Seit Jahren benutzte Erwin für handschriftliche Notizen aller Art die unbedruckten Seiten der einseitig bedruckten Blätter, die er noch aus den Zeiten seiner Doktorarbeit herumliegen hat. Für Einkaufszettel und Telefonnotizen zerteilte er sich hin und wieder einen Stoß Blätter mit dem Brieföffner. Wenn er dabei zufällig auf die bedruckte Rückseite achtete und ein paar Zeilen las, erinnerte er sich sofort an seine damalige Arbeitssituation. Er schrieb damals an „Liebe und Gerechtigkeit. Über die Relevanz politischer Emotionen für die Politik“. Es ging ihm um die moralische Grundlegung liberaldemokratischer Gesellschaften und darum, dass Anstand und Respekt als emotionale Basis grundlegend sind für die Moral.

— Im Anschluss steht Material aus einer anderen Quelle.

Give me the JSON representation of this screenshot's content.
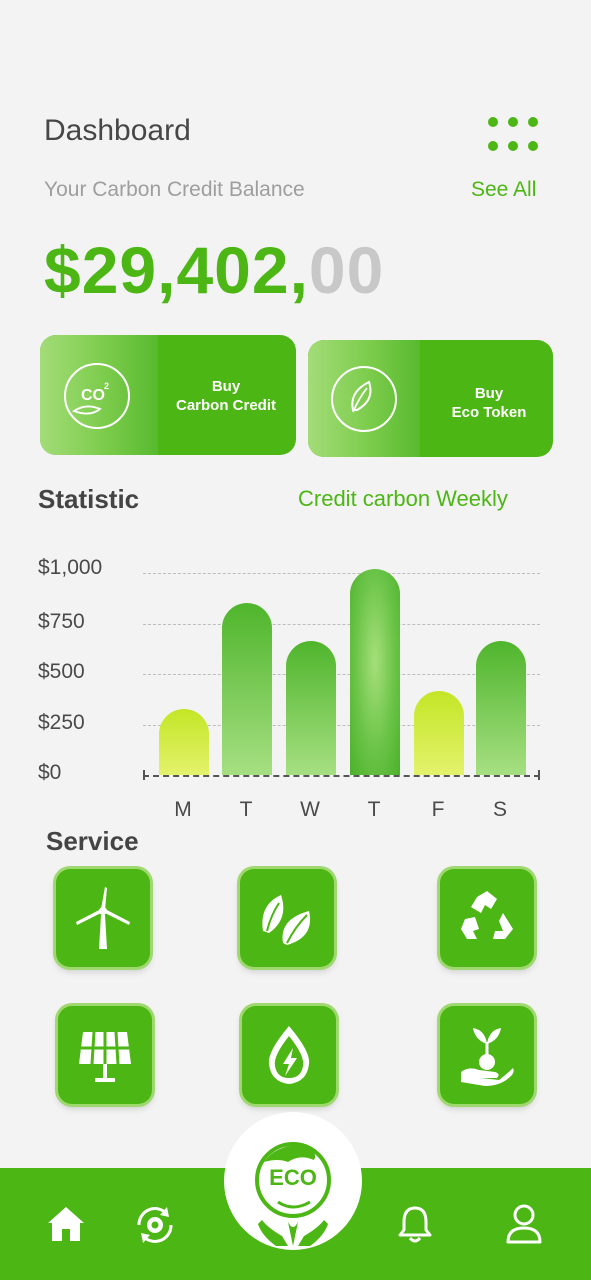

Er besuchte das Kolloquium seines Doktorvaters, ging aber nur unregelmäßig hin, weil ihn das, was die anderen vortrugen, meistens nicht besonders interessierte und das Verhältnis zu Prof. B. auch nicht spannungsfrei war.

Immerhin hatte er summa cum laude für die Arbeit bekommen. Aber er hatte viel zu lange daran geschrieben, mehr als fünf Jahre.

Seine aktuellen Probleme wiegen jetzt viel schwerer als die, mit denen er sich während der Doktorarbeit herumquälte, er hatte nämlich seine Doktorarbeit als Erwin begonnen und sie als Laura abgegeben.

Dass er trans sei, wusste er eigentlich schon seit seiner Jugend, als er im Schlafzimmer seiner Eltern heimlich die Kleider seiner Mutter anzog und sich dabei so wohl fühlte.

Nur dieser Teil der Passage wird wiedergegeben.